By HFT Staff

Allegheny Health Network (AHN) announced that an IT vendor – IntraSystems, LLC – responsible for hosting, managing, and securing certain computer systems that support AHN’s subsidiary Home Medical Equipment and Home Infusion companies experienced a cybersecurity incident that led to unauthorized access to those computer systems beginning on Oct. 11, 2024. AHN learned about the cyber event on Nov. 19, 2024. 

The impacted systems hosted by IntraSystems contained the information of patients who received the services of AHN’s Home Medical Equipment and Home Infusion therapy services, and an unauthorized user was able to obtain some of this information. Once discovered, immediate steps were taken to investigate and secure patient information and stop unauthorized access to the systems and the data on them. In addition to terminating the unauthorized access to the affected systems, including immediately taking those systems offline, connections with other systems were turned off to prevent additional unauthorized access. Law enforcement was also notified. 

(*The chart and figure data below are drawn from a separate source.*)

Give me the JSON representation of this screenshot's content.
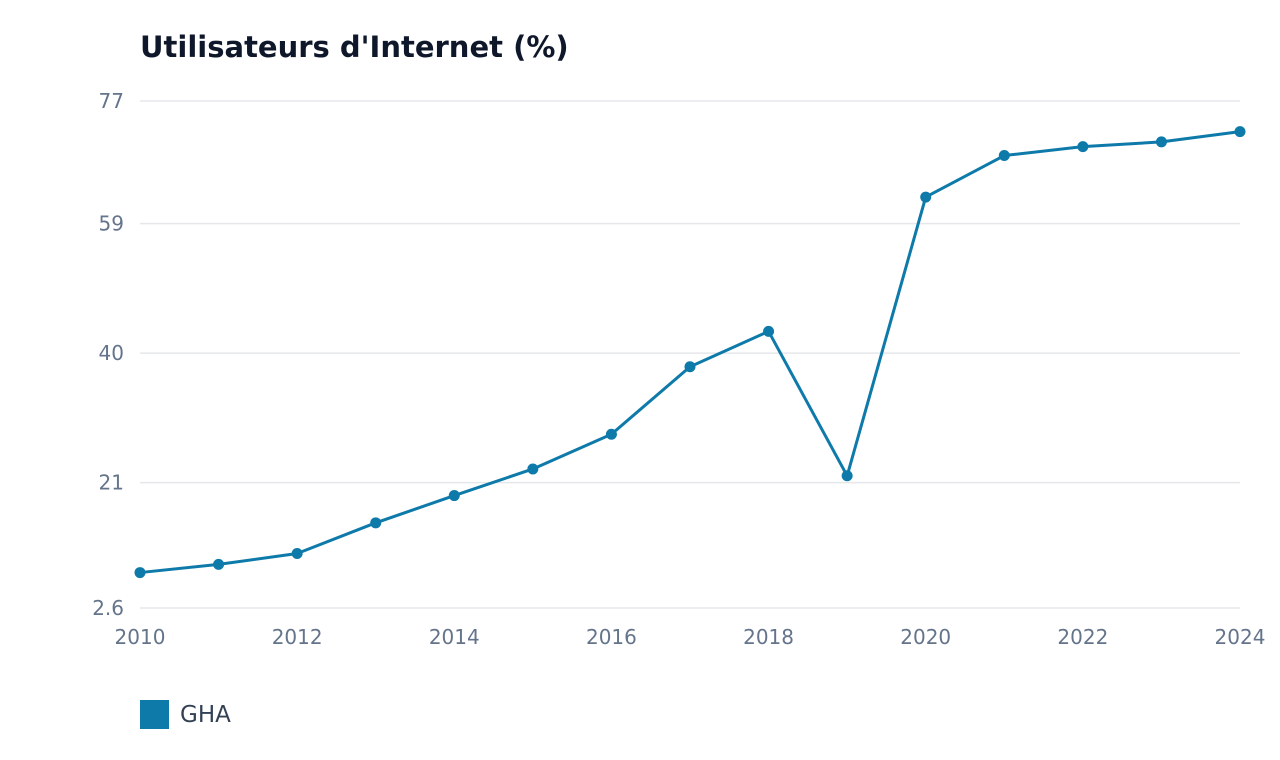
{
  "chart_data": {
    "type": "line",
    "title": "Utilisateurs d'Internet (%)",
    "xlabel": "",
    "ylabel": "",
    "x": [
      2010,
      2011,
      2012,
      2013,
      2014,
      2015,
      2016,
      2017,
      2018,
      2019,
      2020,
      2021,
      2022,
      2023,
      2024
    ],
    "series": [
      {
        "name": "GHA",
        "color": "#0e7aaa",
        "values": [
          7.8,
          9.0,
          10.6,
          15.1,
          19.1,
          23.0,
          28.1,
          38.0,
          43.2,
          22.0,
          62.9,
          69.0,
          70.3,
          71.0,
          72.5
        ]
      }
    ],
    "xlim": [
      2010,
      2024
    ],
    "ylim": [
      2.6,
      77
    ],
    "x_ticks": [
      "2010",
      "2012",
      "2014",
      "2016",
      "2018",
      "2020",
      "2022",
      "2024"
    ],
    "y_ticks": [
      "2.6",
      "21",
      "40",
      "59",
      "77"
    ],
    "grid": "horizontal",
    "legend_position": "bottom-left"
  }
}
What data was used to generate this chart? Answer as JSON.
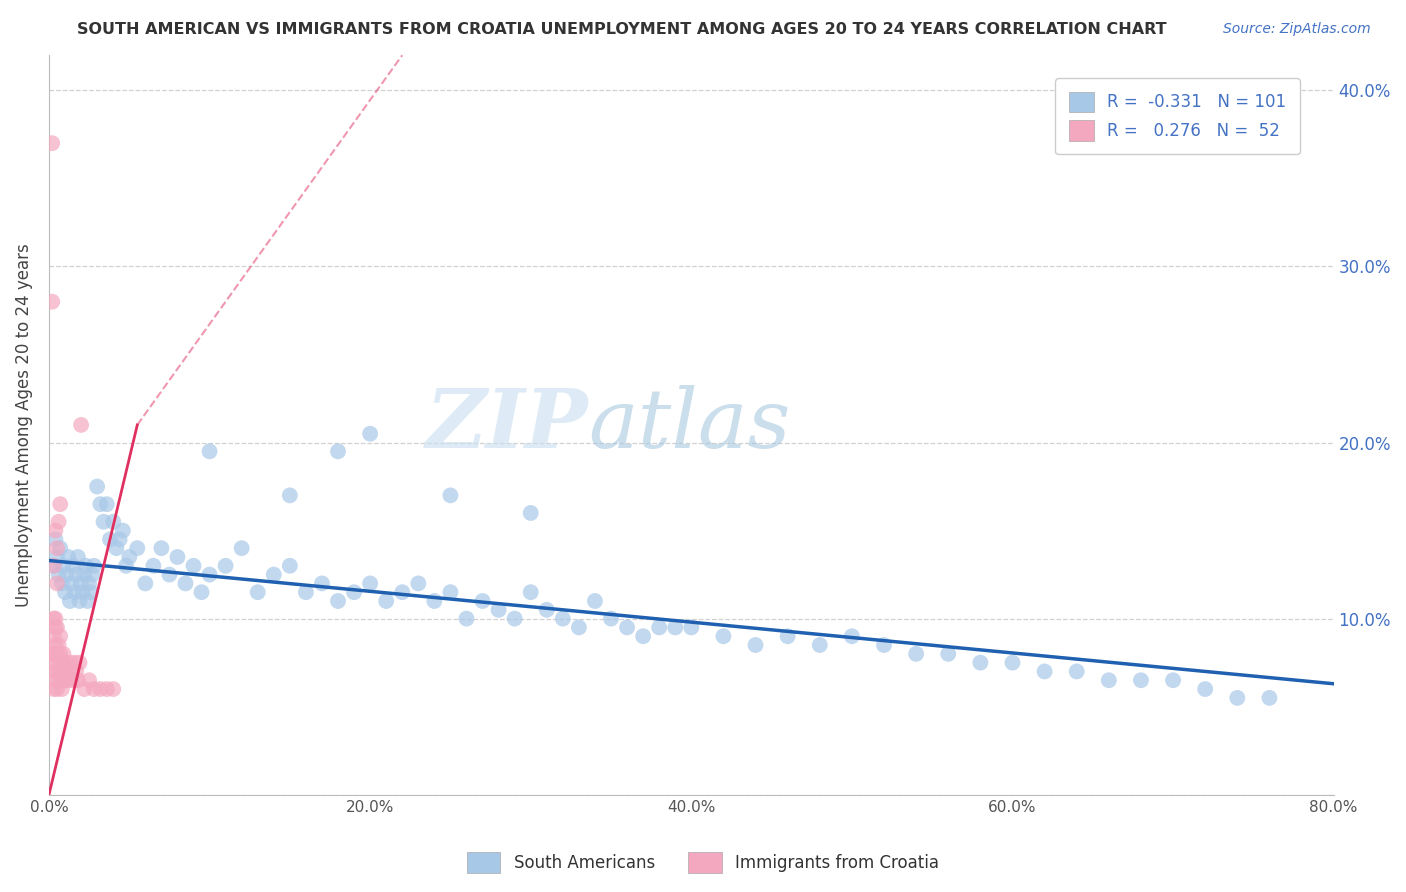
{
  "title": "SOUTH AMERICAN VS IMMIGRANTS FROM CROATIA UNEMPLOYMENT AMONG AGES 20 TO 24 YEARS CORRELATION CHART",
  "source": "Source: ZipAtlas.com",
  "ylabel": "Unemployment Among Ages 20 to 24 years",
  "xlim": [
    0.0,
    0.8
  ],
  "ylim": [
    0.0,
    0.42
  ],
  "xticks": [
    0.0,
    0.2,
    0.4,
    0.6,
    0.8
  ],
  "yticks": [
    0.0,
    0.1,
    0.2,
    0.3,
    0.4
  ],
  "xtick_labels": [
    "0.0%",
    "20.0%",
    "40.0%",
    "60.0%",
    "80.0%"
  ],
  "ytick_labels": [
    "",
    "10.0%",
    "20.0%",
    "30.0%",
    "40.0%"
  ],
  "blue_color": "#a8c8e8",
  "pink_color": "#f4a8c0",
  "blue_line_color": "#2060b0",
  "pink_line_color": "#e03060",
  "R_blue": -0.331,
  "N_blue": 101,
  "R_pink": 0.276,
  "N_pink": 52,
  "legend_label_blue": "South Americans",
  "legend_label_pink": "Immigrants from Croatia",
  "watermark_zip": "ZIP",
  "watermark_atlas": "atlas",
  "blue_trend_x0": 0.0,
  "blue_trend_y0": 0.133,
  "blue_trend_x1": 0.8,
  "blue_trend_y1": 0.063,
  "pink_trend_solid_x0": 0.0,
  "pink_trend_solid_y0": 0.0,
  "pink_trend_solid_x1": 0.055,
  "pink_trend_solid_y1": 0.21,
  "pink_trend_dash_x0": 0.055,
  "pink_trend_dash_y0": 0.21,
  "pink_trend_dash_x1": 0.22,
  "pink_trend_dash_y1": 0.42,
  "blue_scatter_x": [
    0.003,
    0.004,
    0.005,
    0.006,
    0.007,
    0.008,
    0.009,
    0.01,
    0.011,
    0.012,
    0.013,
    0.014,
    0.015,
    0.016,
    0.017,
    0.018,
    0.019,
    0.02,
    0.021,
    0.022,
    0.023,
    0.024,
    0.025,
    0.026,
    0.027,
    0.028,
    0.03,
    0.032,
    0.034,
    0.036,
    0.038,
    0.04,
    0.042,
    0.044,
    0.046,
    0.048,
    0.05,
    0.055,
    0.06,
    0.065,
    0.07,
    0.075,
    0.08,
    0.085,
    0.09,
    0.095,
    0.1,
    0.11,
    0.12,
    0.13,
    0.14,
    0.15,
    0.16,
    0.17,
    0.18,
    0.19,
    0.2,
    0.21,
    0.22,
    0.23,
    0.24,
    0.25,
    0.26,
    0.27,
    0.28,
    0.29,
    0.3,
    0.31,
    0.32,
    0.33,
    0.34,
    0.35,
    0.36,
    0.37,
    0.38,
    0.39,
    0.4,
    0.42,
    0.44,
    0.46,
    0.48,
    0.5,
    0.52,
    0.54,
    0.56,
    0.58,
    0.6,
    0.62,
    0.64,
    0.66,
    0.68,
    0.7,
    0.72,
    0.74,
    0.76,
    0.1,
    0.15,
    0.18,
    0.2,
    0.25,
    0.3
  ],
  "blue_scatter_y": [
    0.13,
    0.145,
    0.135,
    0.125,
    0.14,
    0.12,
    0.13,
    0.115,
    0.125,
    0.135,
    0.11,
    0.12,
    0.13,
    0.115,
    0.125,
    0.135,
    0.11,
    0.12,
    0.115,
    0.125,
    0.13,
    0.11,
    0.12,
    0.115,
    0.125,
    0.13,
    0.175,
    0.165,
    0.155,
    0.165,
    0.145,
    0.155,
    0.14,
    0.145,
    0.15,
    0.13,
    0.135,
    0.14,
    0.12,
    0.13,
    0.14,
    0.125,
    0.135,
    0.12,
    0.13,
    0.115,
    0.125,
    0.13,
    0.14,
    0.115,
    0.125,
    0.13,
    0.115,
    0.12,
    0.11,
    0.115,
    0.12,
    0.11,
    0.115,
    0.12,
    0.11,
    0.115,
    0.1,
    0.11,
    0.105,
    0.1,
    0.115,
    0.105,
    0.1,
    0.095,
    0.11,
    0.1,
    0.095,
    0.09,
    0.095,
    0.095,
    0.095,
    0.09,
    0.085,
    0.09,
    0.085,
    0.09,
    0.085,
    0.08,
    0.08,
    0.075,
    0.075,
    0.07,
    0.07,
    0.065,
    0.065,
    0.065,
    0.06,
    0.055,
    0.055,
    0.195,
    0.17,
    0.195,
    0.205,
    0.17,
    0.16
  ],
  "pink_scatter_x": [
    0.002,
    0.002,
    0.002,
    0.003,
    0.003,
    0.003,
    0.003,
    0.003,
    0.004,
    0.004,
    0.004,
    0.004,
    0.004,
    0.005,
    0.005,
    0.005,
    0.005,
    0.005,
    0.006,
    0.006,
    0.006,
    0.007,
    0.007,
    0.007,
    0.008,
    0.008,
    0.009,
    0.009,
    0.01,
    0.01,
    0.011,
    0.012,
    0.013,
    0.014,
    0.015,
    0.016,
    0.017,
    0.018,
    0.019,
    0.02,
    0.022,
    0.025,
    0.028,
    0.032,
    0.036,
    0.04,
    0.003,
    0.004,
    0.005,
    0.006,
    0.007,
    0.008
  ],
  "pink_scatter_y": [
    0.37,
    0.28,
    0.08,
    0.06,
    0.07,
    0.08,
    0.09,
    0.1,
    0.065,
    0.075,
    0.085,
    0.095,
    0.1,
    0.06,
    0.07,
    0.08,
    0.095,
    0.12,
    0.065,
    0.075,
    0.085,
    0.07,
    0.08,
    0.09,
    0.065,
    0.075,
    0.07,
    0.08,
    0.065,
    0.075,
    0.07,
    0.065,
    0.075,
    0.07,
    0.065,
    0.075,
    0.07,
    0.065,
    0.075,
    0.21,
    0.06,
    0.065,
    0.06,
    0.06,
    0.06,
    0.06,
    0.13,
    0.15,
    0.14,
    0.155,
    0.165,
    0.06
  ]
}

Impacted patients are being notified by IntraSystems in accordance with HIPAA and applicable state law. The affected personal information may have included names, dates of birth, addresses, Social Security numbers, financial account numbers (but no access codes), health insurance identification numbers and other health insurance information, and treatment information including diagnoses, provider information, treatments/procedures, dates of service, prescription information, and medical device serial numbers. AHN is not aware of any actual or attempted identity theft or fraud as a result of this incident. 

Multiple other corrective actions to respond to the incident and to help ensure an incident like this does not happen again have been taken.